Fedoruk et. al. reported compression of esophagus causing dysphagia in a 9 year-old child due to the extra-anatomic bypass is lying on the right side of the heart. In this route, the graft length is at least 2 times longer than the left route. Additionally, the graft is passing from above or behind the inferior vena cavae and lying arround the right atrium which could have risk for compression of surrounding tissues but this statement is not declared clearly by the authors.
The mortality and morbidity of a staged surgical approach is significant, irrespective of the sequence of repair. Correction of the coarctation alone is associated with increased perioperative myocardial infarction. On the other hand, correction of the cardiac lesion alone is associated with increased postoperative renal failure and paraplegia as a result of inadequate perfusion distal organ perfusion. In adulthood, the dependency of the spinal cord blood supply on fewer radicular arteries increases the risk of paraplegia developing during the postoperative period. The technique of hypothermic CPB with HCA has several advantages when applied to adult patients with complex forms of CoA. It facilitates adequate exposure of the structures involved, avoids placement of clamps on fragile tissue, and provides adequate protection of the brain, the spinal cord, and other organs.
The main indications for single-stage repair are:
Calcified or serious adult CoA with concomitant cardiovascular pathologies required surgery.
CoA with serious triple coronary artery disease.
Re-CoA with concomitant cardiovascular pathologies required surgery.
For the treatment of CoA and associated with cardiac anomalies, we have utilized the use of ALSAB between the arcus aorta and the descending aorta without side-biting clamp under HCA which was never used or published before. Side-biting clamp using in the hypertansive patients and mostly atherosclerotic aorta has a risk of neurologic complications and also neighbour organ (esophagus) and collateral artery damage at the distal anastomotic side could be expected dispate the all reporters not noticed any that kind of problem so far. The limitation of using our technique is extensive calcification at the arcus aorta. Hypothermic CPB and HCA techniques lend a margin of a safety for spinal cord ischemia.[8, 12] We believe that the use of CPB is the best method and HCA provides a very dry field for surgeon to perform aortic anastomosis and also reduces the risk of paraplegia.

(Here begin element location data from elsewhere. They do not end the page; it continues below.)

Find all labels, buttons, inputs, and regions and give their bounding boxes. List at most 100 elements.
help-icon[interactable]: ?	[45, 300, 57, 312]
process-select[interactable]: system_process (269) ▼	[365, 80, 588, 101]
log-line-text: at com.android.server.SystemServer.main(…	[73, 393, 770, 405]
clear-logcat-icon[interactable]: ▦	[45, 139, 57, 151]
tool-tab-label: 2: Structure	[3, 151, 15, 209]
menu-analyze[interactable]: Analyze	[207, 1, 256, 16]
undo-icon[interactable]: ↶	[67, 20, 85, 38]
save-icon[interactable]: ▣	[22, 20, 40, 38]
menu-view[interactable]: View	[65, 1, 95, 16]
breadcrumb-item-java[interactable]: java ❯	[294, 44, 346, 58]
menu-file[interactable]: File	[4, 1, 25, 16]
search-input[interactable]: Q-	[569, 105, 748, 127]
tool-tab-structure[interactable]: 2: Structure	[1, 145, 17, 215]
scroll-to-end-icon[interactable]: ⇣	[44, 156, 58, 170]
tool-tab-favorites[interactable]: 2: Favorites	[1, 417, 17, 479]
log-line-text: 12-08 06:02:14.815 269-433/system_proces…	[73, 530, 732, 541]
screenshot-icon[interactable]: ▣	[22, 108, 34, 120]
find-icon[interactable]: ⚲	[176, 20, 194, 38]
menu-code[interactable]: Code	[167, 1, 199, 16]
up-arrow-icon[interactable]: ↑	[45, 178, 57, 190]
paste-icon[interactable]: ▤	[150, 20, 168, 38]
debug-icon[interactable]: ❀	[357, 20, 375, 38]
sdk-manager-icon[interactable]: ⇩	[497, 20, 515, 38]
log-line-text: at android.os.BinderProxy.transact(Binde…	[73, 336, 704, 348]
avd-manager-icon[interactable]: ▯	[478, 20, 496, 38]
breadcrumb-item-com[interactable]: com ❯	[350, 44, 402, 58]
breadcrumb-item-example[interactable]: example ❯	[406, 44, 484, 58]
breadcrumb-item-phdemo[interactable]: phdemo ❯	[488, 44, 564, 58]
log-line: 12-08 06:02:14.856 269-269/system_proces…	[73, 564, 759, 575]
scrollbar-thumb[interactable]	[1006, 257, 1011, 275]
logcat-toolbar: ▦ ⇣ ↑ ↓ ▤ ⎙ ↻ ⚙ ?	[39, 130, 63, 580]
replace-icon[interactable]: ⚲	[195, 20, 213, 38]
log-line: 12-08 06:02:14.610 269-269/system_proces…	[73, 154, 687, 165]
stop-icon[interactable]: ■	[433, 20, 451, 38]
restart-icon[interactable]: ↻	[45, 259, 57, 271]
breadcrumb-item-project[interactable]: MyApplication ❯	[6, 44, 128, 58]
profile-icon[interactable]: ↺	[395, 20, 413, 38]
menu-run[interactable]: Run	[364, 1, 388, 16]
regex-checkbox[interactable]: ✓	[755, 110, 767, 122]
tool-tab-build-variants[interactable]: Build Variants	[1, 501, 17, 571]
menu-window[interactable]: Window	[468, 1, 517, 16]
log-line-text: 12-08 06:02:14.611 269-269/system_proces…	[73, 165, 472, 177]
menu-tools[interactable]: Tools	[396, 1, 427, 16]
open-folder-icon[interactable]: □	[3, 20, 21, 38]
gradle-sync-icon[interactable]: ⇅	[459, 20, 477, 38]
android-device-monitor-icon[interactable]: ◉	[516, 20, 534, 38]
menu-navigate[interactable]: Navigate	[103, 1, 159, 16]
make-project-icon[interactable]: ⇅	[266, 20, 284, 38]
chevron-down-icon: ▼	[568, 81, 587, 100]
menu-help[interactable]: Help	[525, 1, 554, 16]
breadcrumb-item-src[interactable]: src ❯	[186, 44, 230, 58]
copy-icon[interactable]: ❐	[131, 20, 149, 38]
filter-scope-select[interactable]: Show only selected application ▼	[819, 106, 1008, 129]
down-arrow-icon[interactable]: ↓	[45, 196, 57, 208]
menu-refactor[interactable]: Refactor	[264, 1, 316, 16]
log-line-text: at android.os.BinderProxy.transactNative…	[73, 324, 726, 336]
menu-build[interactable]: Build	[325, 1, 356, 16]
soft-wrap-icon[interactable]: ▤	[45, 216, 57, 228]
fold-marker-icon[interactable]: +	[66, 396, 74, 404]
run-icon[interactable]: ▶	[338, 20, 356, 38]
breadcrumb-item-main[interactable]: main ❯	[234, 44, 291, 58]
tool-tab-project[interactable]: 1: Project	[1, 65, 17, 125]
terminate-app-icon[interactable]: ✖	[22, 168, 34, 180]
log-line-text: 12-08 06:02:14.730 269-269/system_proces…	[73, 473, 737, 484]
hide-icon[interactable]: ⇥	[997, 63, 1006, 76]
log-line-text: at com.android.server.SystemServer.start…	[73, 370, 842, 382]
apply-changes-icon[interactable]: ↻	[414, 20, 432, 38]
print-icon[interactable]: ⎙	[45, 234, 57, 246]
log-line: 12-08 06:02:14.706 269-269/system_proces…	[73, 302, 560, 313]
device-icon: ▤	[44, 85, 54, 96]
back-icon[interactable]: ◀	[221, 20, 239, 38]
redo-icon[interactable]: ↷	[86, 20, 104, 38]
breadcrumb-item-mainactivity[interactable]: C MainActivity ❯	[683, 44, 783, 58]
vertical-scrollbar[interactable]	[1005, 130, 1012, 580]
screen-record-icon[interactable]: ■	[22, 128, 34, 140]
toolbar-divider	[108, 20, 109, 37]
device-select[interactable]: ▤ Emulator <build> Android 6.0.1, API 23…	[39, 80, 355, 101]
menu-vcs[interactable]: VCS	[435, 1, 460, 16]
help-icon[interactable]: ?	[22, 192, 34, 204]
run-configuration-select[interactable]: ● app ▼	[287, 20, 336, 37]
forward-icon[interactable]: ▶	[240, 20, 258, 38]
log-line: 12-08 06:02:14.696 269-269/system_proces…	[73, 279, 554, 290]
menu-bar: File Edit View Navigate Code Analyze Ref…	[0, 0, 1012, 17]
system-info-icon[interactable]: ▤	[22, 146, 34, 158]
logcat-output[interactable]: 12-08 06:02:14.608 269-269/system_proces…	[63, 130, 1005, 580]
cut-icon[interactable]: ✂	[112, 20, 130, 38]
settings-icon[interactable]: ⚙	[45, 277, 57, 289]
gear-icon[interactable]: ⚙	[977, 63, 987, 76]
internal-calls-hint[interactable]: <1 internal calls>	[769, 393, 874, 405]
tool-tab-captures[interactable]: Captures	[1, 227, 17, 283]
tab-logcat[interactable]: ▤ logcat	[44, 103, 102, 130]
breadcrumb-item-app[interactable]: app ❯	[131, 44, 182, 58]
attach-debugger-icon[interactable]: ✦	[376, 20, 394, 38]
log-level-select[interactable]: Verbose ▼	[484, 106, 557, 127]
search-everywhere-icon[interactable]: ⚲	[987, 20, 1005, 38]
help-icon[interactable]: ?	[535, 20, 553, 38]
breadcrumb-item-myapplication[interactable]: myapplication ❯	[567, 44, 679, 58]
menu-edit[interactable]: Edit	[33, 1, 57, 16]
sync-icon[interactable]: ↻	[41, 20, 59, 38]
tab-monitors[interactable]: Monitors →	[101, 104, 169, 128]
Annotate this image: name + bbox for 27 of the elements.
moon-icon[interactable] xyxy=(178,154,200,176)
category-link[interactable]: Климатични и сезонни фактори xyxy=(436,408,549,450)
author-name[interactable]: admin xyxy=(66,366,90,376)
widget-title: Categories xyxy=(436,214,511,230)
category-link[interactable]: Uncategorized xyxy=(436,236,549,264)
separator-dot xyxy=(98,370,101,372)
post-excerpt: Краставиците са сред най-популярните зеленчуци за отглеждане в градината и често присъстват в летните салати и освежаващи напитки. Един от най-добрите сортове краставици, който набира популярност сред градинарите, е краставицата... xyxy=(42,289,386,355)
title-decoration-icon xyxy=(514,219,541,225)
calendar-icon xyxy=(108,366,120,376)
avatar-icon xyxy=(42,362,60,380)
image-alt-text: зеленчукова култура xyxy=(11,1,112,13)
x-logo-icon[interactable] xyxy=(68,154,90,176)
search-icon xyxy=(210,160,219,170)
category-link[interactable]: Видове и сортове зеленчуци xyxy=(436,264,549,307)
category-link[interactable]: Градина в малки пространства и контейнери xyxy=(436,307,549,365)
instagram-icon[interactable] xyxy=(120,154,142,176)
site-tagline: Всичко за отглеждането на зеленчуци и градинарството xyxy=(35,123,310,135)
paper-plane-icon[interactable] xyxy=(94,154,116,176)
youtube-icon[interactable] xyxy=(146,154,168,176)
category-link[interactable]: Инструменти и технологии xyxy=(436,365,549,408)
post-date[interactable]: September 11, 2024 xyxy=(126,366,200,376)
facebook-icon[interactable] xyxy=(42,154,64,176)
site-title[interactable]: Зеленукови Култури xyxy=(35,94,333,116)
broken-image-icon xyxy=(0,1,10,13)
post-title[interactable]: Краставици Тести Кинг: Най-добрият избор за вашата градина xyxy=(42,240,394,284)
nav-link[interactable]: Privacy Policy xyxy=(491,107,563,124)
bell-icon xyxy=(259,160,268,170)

Our technique's superiority against the previous methods is single incision, short graft length and not using/no necessity side-biting clamp that could be the reason of neurologic disorder or neighbour organ damage such as esophagus. The use of HCA has some risks but it has provided easy exposure of the distal thoracic aorta and avoided the necessity of side-biting clamp. Even though some authors suggested different extra-anatomic routes for the bypass conduit, ALSAB technique might reduce the risk of kinking and long graft requirement. We conclude that single-stage repair of CoA and associated cardiovascular lesions can be performed safely and effectively using this technique without the risk of graft related problems.